If a leader is damager, bent or missing, it can be possible to replace this with a horizontal branch taken from a lower canopy layer (most usually the top whorl of shoots of the tree). It is necessary to choose a long shoot with good bud development that can be turned into a new leader, but without upsetting the symmetry of the lower branch layer. This can then be bent upwards and secured to a stake which is also tied to the upper branch for support. Fixing the new leader along its length (unlike just the base as described above) will cause it to remain vertical when maturing.
A common cause of leader damage or bending are birds (especially owls) alighting on the leader whilst flying over the plantation. This can be discouraged by securing tall old trunks with a few remaining upper branches in the plantation to provide perching posts to discourage the use of the growing plantation.
General tree shaping should be achieved through careful hand pruning over the course of the plantation’s lifecycle. However, it may be necessary to carry out heavy shearing close to harvest to achieve target tree shape. In this instance a 60° angle across the upper portion of the tree should be achieved with even layering. This can be achieved through the use of custom-build shears suspended on a harness above a crop worker than can be held at a fixed angle as the worker works in a circle around the tree.

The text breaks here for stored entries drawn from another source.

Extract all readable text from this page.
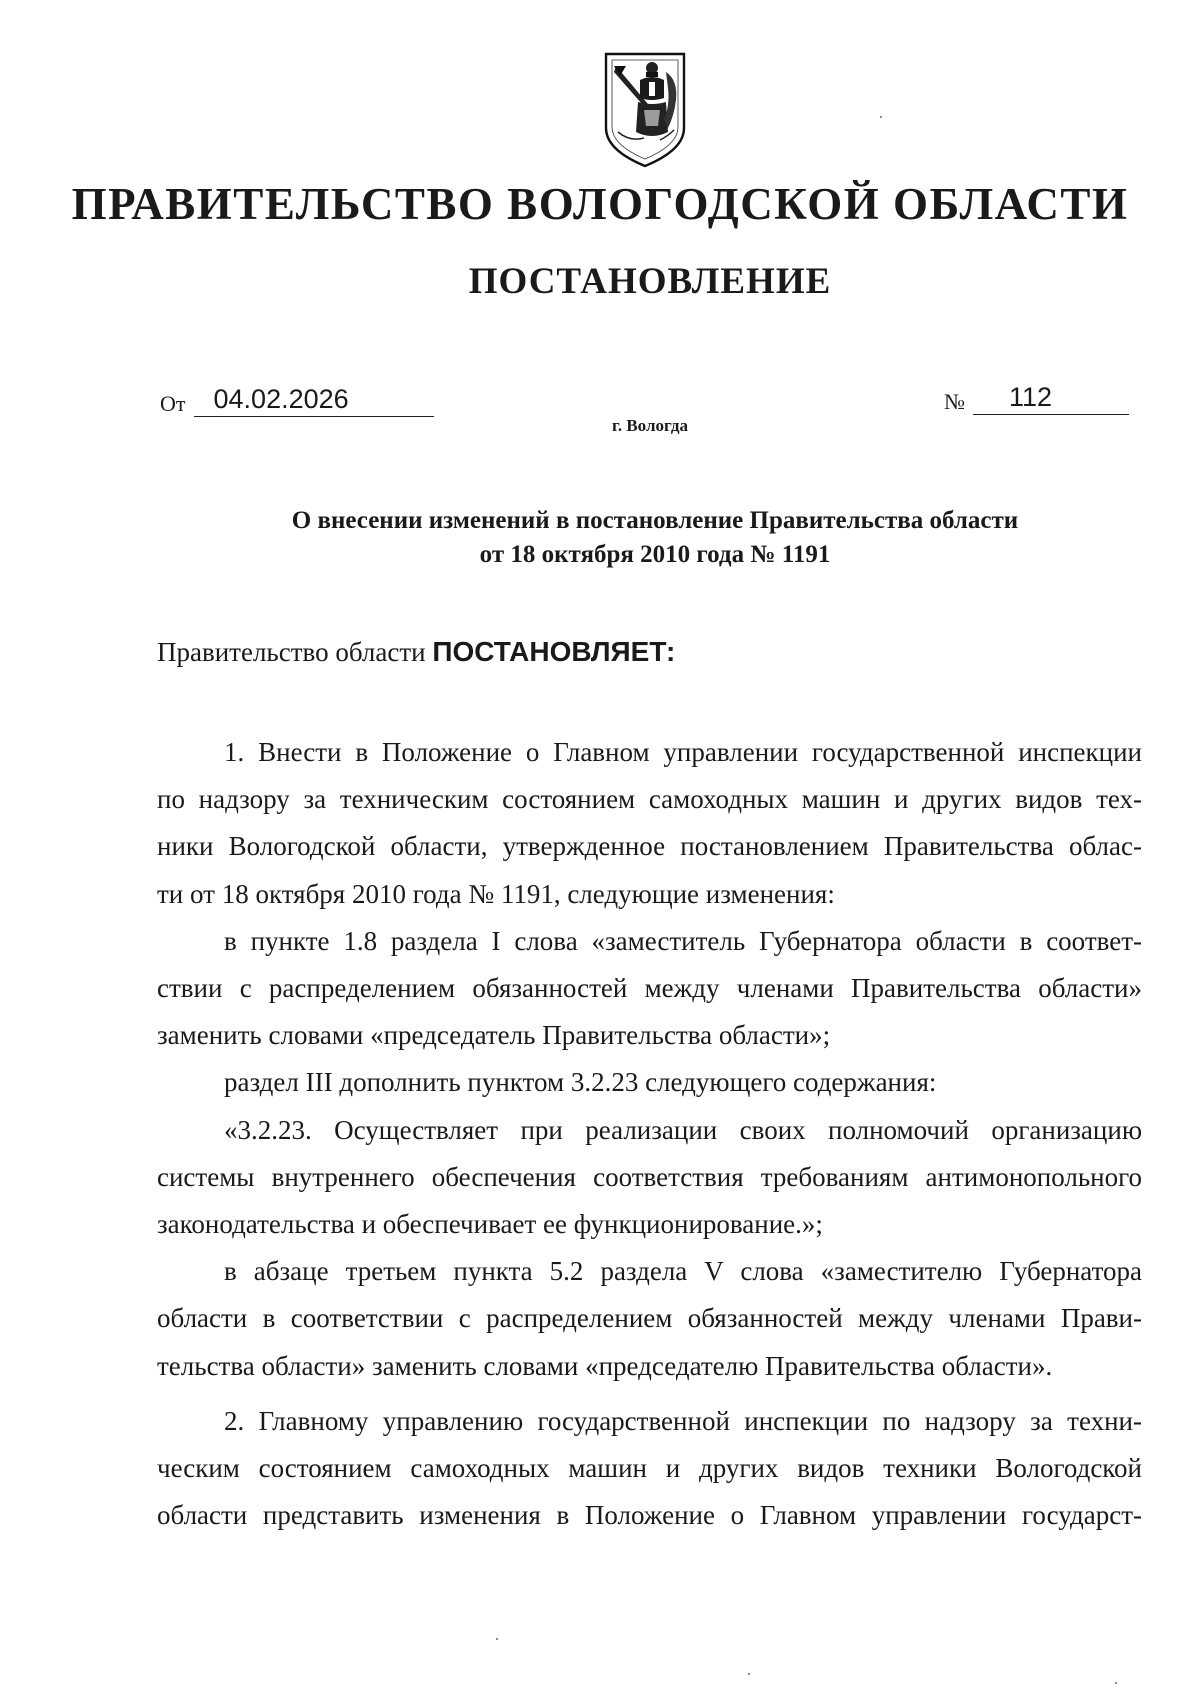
ПРАВИТЕЛЬСТВО ВОЛОГОДСКОЙ ОБЛАСТИ
ПОСТАНОВЛЕНИЕ
От 04.02.2026	№ 112
г. Вологда
О внесении изменений в постановление Правительства области
от 18 октября 2010 года № 1191
Правительство области ПОСТАНОВЛЯЕТ:
1. Внести в Положение о Главном управлении государственной инспекции
по надзору за техническим состоянием самоходных машин и других видов тех-
ники Вологодской области, утвержденное постановлением Правительства облас-
ти от 18 октября 2010 года № 1191, следующие изменения:
в пункте 1.8 раздела I слова «заместитель Губернатора области в соответ-
ствии с распределением обязанностей между членами Правительства области»
заменить словами «председатель Правительства области»;
раздел III дополнить пунктом 3.2.23 следующего содержания:
«3.2.23. Осуществляет при реализации своих полномочий организацию
системы внутреннего обеспечения соответствия требованиям антимонопольного
законодательства и обеспечивает ее функционирование.»;
в абзаце третьем пункта 5.2 раздела V слова «заместителю Губернатора
области в соответствии с распределением обязанностей между членами Прави-
тельства области» заменить словами «председателю Правительства области».
2. Главному управлению государственной инспекции по надзору за техни-
ческим состоянием самоходных машин и других видов техники Вологодской
области представить изменения в Положение о Главном управлении государст-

This will achieve an even tree shape and can allow many trees to be quickly sheared but should be done well in advance of harvest to allow cut ends to dry and seal. All equipment used for pruning and shearing trees (and most especially for mechanical shearing) must meet the required Health & Safety standards. Staff using this equipment should be appropriately trained so as to be able to use it safely and be supplied with & wear any necessary protective clothing.